Extremes rule, both inside the same song and across the whole album. The relatively sprightly and simple power-pop of What Do You Want Me to Say is mirrored by the desolate, complex cry of The City.

Unfortunately, the "lighter" side of Dismemberment Plan seems to prevail on Change (Desoto, 2001), whose Sentimental Man and Following Through are simply radio-friendly XTC-derived tunes. The band diversify beyond belief, experimenting with soul (The Face Of The Earth, with dub bass), funk (Superpowers), drum'n'bass (The Other Side, with Talking Heads overtones), blues (Pay For The Piano), while retaining the edge of grunge (Secret Curse) and hardcore (Time Bomb). Not much is left untried by this cauldron of stylistic extremes.
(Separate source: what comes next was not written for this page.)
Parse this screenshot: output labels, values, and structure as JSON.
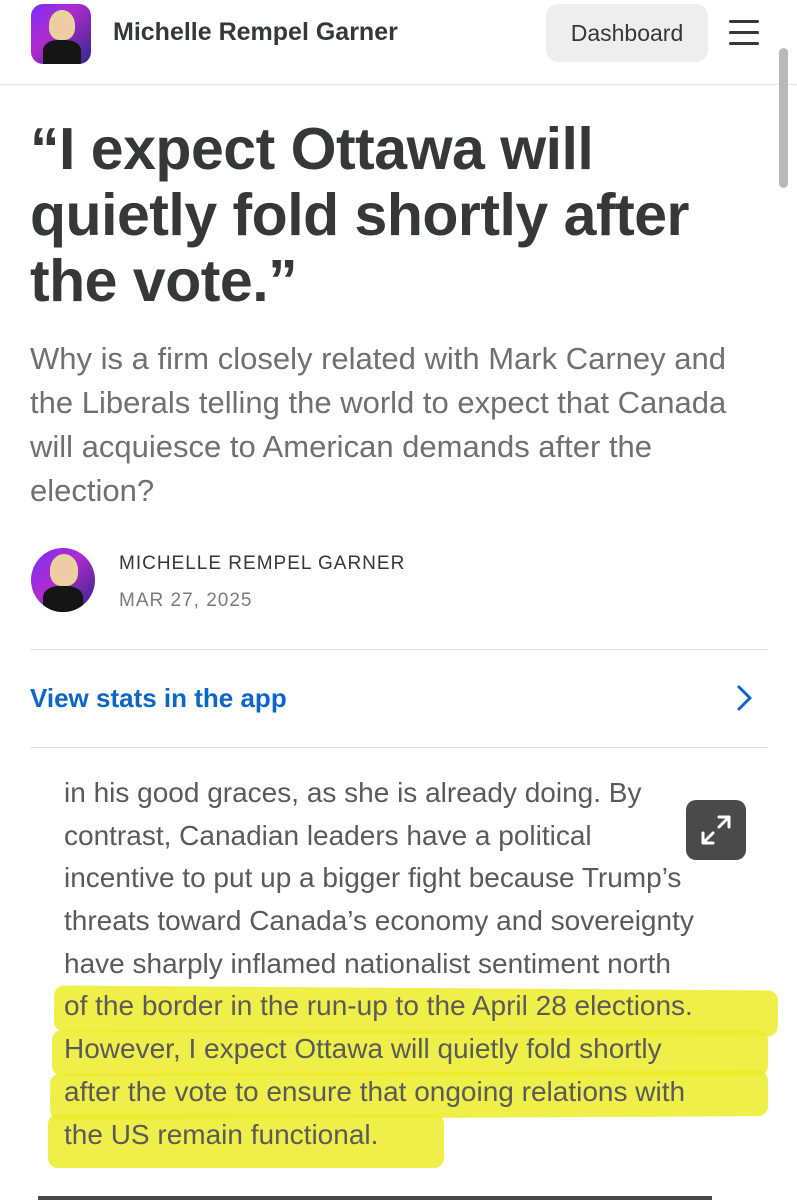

A People's History of The Dismemberment Plan (DeSoto, 2003) is a posthumous remix album.

Travis Morrison debuted solo with Travistan (Barsuk, 2004), which pretty much reneged on his previous career. This sounds like a college amateur playing generic alt-rock with an intellectual attitude.

Maritime was the supergroup of Dismemberment Plan's bassist Eric Axelson, Promise Ring's vocalist Davey von Bohlen, Promise Ring's drummer Dan Didier, and Jawbox's guitarist Jay Robbins that released Glass Floor (2004), We The Vehicles (2006), Heresy and the Hotel Choir (2007).